Cela commence par éviter de commettre tout impair dans la communication de crise. «Il faut jouer la carte de la transparence, insiste le conseiller d'un ministre au cœur du dispositif. En temps de crise, c'est un élément phare de la gestion.» Et dans ce domaine, Emmanuel Macron s'efforce de démontrer qu'il est aux commandes : visite des personnels hospitaliers, conseils de défense consacrés à la lutte contre l'épidémie… Jeudi, il a ouvert les portes de l'Elysée à plusieurs «acteurs de la recherche publique et privée engagés dans la lutte contre le Covid-19». «Nous sommes réunis […] d'abord pour essayer de stopper l'arrivée, ensuite pour ralentir» et «il y a un moment […] vous le savez infiniment mieux que moi, pour gérer une épidémie qui de toute façon est inexorable», a déclaré en préambule le Président qui a bousculé son agenda pour se consacrer entièrement au coronavirus.
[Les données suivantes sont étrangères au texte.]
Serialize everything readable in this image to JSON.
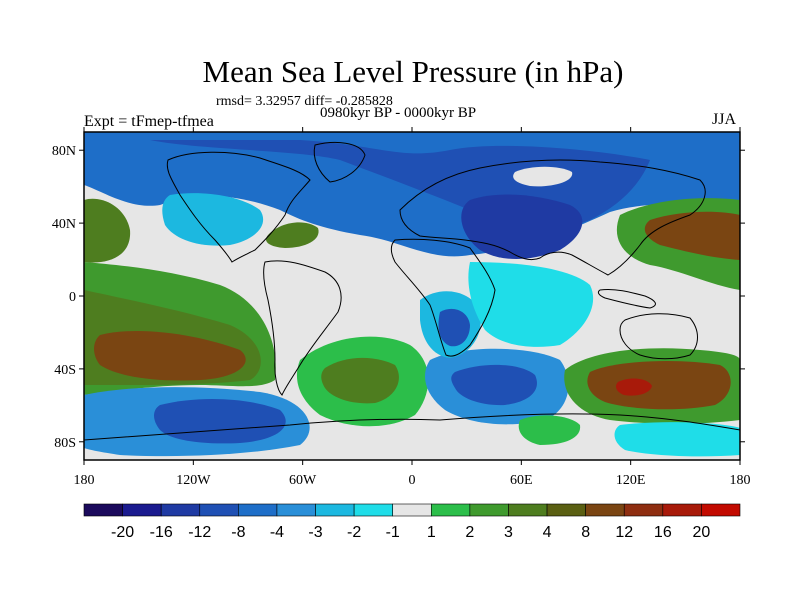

Dans le même temps, une partie du gouvernement, autour de la ministre de la Cohésion des territoires, Jacqueline Gourault, recevait jeudi, pour la deuxième fois en une semaine, les associations d'élus locaux pour échanger sur les mesures concrètes à décliner «dans les territoires». Le ministre de l'Intérieur, Christophe Castaner, a officiellement garanti la tenue du scrutin municipal, tandis que son homologue de l'Education, Jean-Michel Blanquer, a fait un point sur la situation dans les écoles. «On souhaite que les associations d'élus se sentent autant associées que possible», dit-on dans l'entourage de Gourault. «Ce n'est pas l'Etat seul qui fait face au Covid-19», ajoute-t-on à Matignon. Dans l'entourage du Premier ministre, on rappelle qu'à dix jours du vote, cette réunion avec les élus locaux devait permettre de dédramatiser le risque de contamination les jours de vote : «Un bureau de vote doit impliquer les préventions usuelles : se laver les mains, venir avec son propre stylo pour les scrutateurs qui le souhaitent… Mais à part quelques personnes avec des masques dans le métro, on n'a pas l'impression d'un vent de panique dans le pays.»
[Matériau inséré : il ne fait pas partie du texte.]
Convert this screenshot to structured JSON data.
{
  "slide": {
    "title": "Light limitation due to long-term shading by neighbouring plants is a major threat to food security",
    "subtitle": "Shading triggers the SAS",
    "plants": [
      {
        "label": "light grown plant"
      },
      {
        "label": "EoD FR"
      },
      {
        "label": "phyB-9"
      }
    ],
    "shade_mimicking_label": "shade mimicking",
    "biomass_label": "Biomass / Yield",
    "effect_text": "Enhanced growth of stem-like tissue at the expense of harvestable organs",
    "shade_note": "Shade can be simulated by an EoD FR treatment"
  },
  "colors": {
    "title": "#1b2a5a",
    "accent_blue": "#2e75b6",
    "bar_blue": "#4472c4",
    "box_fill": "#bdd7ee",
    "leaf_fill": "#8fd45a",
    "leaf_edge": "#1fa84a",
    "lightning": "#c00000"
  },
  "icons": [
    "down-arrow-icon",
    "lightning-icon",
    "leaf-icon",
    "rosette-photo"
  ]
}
«La vie du pays ne s’arrêtera pas»

Nonobstant, cette démonstration de mobilisation, la vie du pays se trouve déjà bousculée. En cascade, et suite à l'interdiction de rassemblements de plus de 5 000 personnes en milieu clos, des grands rendez-vous sont supprimés ou reportés : après l'annulation du Salon du livre à Paris, voici celle du MIPTV à Cannes, deuxième plus grand événement mondial dédié aux professionnels de la télévision. A Cannes aussi, le salon immobilier Mipim est reporté de mars à juin, tandis que la Foire de Lyon attendra mai. A Paris, les concerts du rappeur Ninho, du groupe Tryo et du chanteur Matt Pokora sont aussi annulés. Sibeth Ndiaye a eu beau déclarer «la vie du pays ne s'arrêtera pas à cause du coronavirus», il y a du ralentissement dans l'air.
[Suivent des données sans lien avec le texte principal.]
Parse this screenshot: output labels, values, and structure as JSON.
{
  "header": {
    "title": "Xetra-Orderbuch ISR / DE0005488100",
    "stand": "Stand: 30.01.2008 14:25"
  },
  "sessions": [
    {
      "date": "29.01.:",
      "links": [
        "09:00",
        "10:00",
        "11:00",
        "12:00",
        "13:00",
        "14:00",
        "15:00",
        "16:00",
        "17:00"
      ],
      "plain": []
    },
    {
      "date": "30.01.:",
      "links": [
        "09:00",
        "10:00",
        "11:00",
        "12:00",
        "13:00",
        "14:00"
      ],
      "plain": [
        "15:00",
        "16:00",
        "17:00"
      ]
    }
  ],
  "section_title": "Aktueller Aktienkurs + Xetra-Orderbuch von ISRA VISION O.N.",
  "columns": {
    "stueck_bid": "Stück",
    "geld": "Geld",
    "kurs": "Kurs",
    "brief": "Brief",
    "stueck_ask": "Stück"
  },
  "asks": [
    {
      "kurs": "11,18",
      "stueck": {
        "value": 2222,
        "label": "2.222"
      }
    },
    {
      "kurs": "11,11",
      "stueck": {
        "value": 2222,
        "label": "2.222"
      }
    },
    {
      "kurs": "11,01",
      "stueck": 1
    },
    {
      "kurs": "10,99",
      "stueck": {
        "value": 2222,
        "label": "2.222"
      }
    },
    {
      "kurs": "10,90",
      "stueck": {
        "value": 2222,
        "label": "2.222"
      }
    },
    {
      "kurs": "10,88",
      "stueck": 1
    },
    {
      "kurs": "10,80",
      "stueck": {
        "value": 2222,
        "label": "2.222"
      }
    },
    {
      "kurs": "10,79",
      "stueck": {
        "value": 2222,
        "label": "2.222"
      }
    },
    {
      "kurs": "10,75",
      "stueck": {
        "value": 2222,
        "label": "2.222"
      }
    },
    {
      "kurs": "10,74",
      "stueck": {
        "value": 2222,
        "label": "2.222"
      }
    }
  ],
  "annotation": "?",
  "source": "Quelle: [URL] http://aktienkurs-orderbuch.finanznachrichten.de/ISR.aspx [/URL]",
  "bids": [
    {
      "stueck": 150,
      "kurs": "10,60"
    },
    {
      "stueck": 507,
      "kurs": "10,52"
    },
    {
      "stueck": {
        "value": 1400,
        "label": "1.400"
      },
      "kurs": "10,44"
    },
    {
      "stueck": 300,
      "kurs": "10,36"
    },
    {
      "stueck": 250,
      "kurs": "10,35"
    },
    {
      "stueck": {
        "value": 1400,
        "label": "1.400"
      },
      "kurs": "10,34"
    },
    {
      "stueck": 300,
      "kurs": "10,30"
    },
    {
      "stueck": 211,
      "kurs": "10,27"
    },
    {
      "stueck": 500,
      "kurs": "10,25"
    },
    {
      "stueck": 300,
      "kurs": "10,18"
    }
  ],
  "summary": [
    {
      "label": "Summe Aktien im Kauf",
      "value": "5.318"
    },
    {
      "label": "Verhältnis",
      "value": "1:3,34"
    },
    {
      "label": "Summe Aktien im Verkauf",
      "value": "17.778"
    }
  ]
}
Petit à petit, l'inquiétude s'exprime : les châteaux de la Loire font état de réservations au point mort pour les beaux jours, la clientèle asiatique faisant défaut. L'Opéra de Paris appelle ses visiteurs «présentant des symptômes grippaux» à éviter ses deux salles, Bastille et Garnier. Même si aucun cas n'a été enregistré à Lourdes, la direction du sanctuaire est sur le qui-vive face à ce diable de coronavirus : bassins fermés, confessionnaux avec gels hydroalcooliques… Dans le Morbihan, très touché (une vingtaine de cas et un décès depuis dimanche), les médecins généralistes mettent le paquet sur la téléconsultation. La France clignote, ralentit, s'adapte. Mais à ce jour, aucun quotidien français n'a osé rivaliser avec le tabloïd australien de Darwin, NT News : pour mieux tourner en dérision la razzia sur le papier toilette liée à la panique coronavirus, il a publié des pages blanches destinées à ses lecteurs qui viendraient à en manquer.